Briefly describe the storage method of complex relational data in ElasticSearch


In traditional databases, there are no more than three descriptions of data relationships, one-to-one, one-to-many and many-to-many relationships. If there is associated data, we usually add primary and foreign keys when building a table. Establish a data connection, and then restore or complete the data through join during query or statistics, and finally get the result data we need, then convert it into ElasticSearch, how or how to deal with these relational data.

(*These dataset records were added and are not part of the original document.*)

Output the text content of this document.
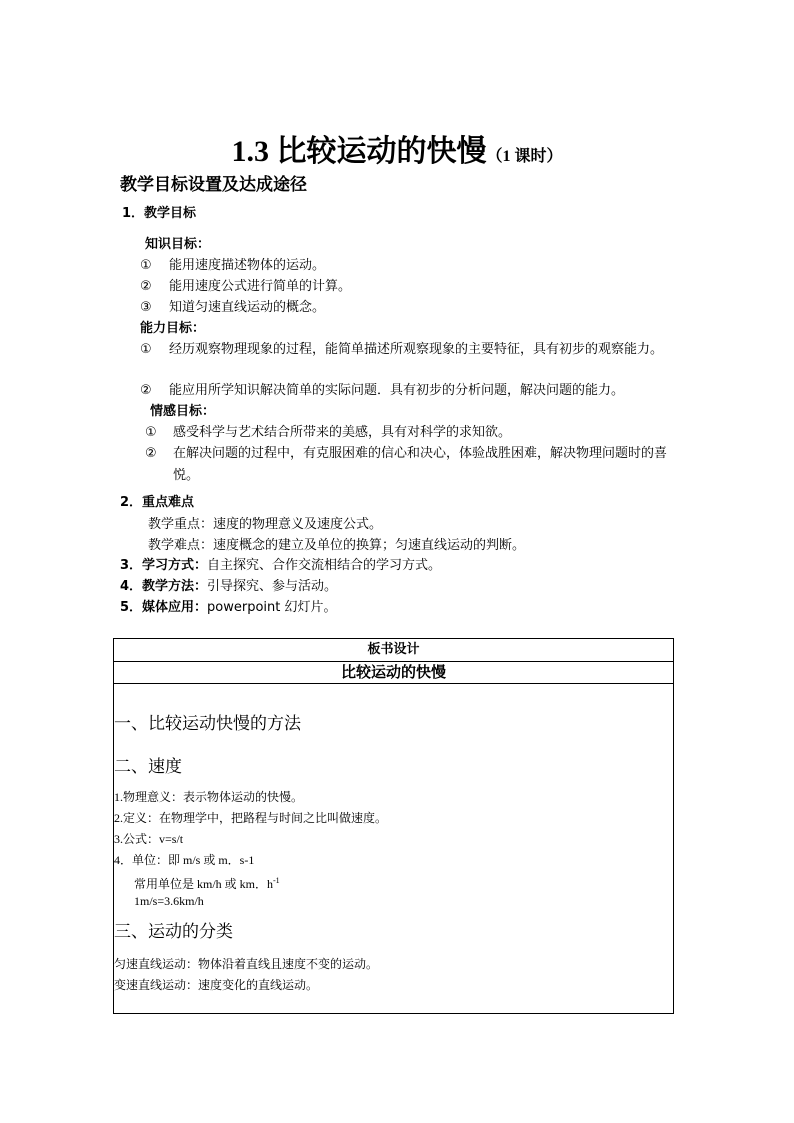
1.3 比较运动的快慢（1 课时）
教学目标设置及达成途径
1．教学目标
知识目标：
① 能用速度描述物体的运动。
② 能用速度公式进行简单的计算。
③ 知道匀速直线运动的概念。
能力目标：
① 经历观察物理现象的过程，能简单描述所观察现象的主要特征，具有初步的观察能力。
② 能应用所学知识解决简单的实际问题．具有初步的分析问题，解决问题的能力。
情感目标：
① 感受科学与艺术结合所带来的美感，具有对科学的求知欲。
② 在解决问题的过程中，有克服困难的信心和决心，体验战胜困难，解决物理问题时的喜悦。
2．重点难点
教学重点：速度的物理意义及速度公式。
教学难点：速度概念的建立及单位的换算；匀速直线运动的判断。
3．学习方式：自主探究、合作交流相结合的学习方式。
4．教学方法：引导探究、参与活动。
5．媒体应用：powerpoint 幻灯片。
板书设计
比较运动的快慢
一、比较运动快慢的方法
二、速度
1.物理意义：表示物体运动的快慢。
2.定义：在物理学中，把路程与时间之比叫做速度。
3.公式：v=s/t
4．单位：即 m/s 或 m．s-1
常用单位是 km/h 或 km．$h^{-1}$
1m/s=3.6km/h
三、运动的分类
匀速直线运动：物体沿着直线且速度不变的运动。
变速直线运动：速度变化的直线运动。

We all know that ElasticSearch is a NoSQL type of database, which weakens the processing of relationships, because full-text retrieval frameworks such as lucene, es, and solr have relatively high performance requirements. Once an operation such as join occurs, the performance will be reduced. Very poor, so when using search frameworks, we should avoid using search engines as relational databases.


Of course, real data must be related, so how to process and manage these data with relationships in es?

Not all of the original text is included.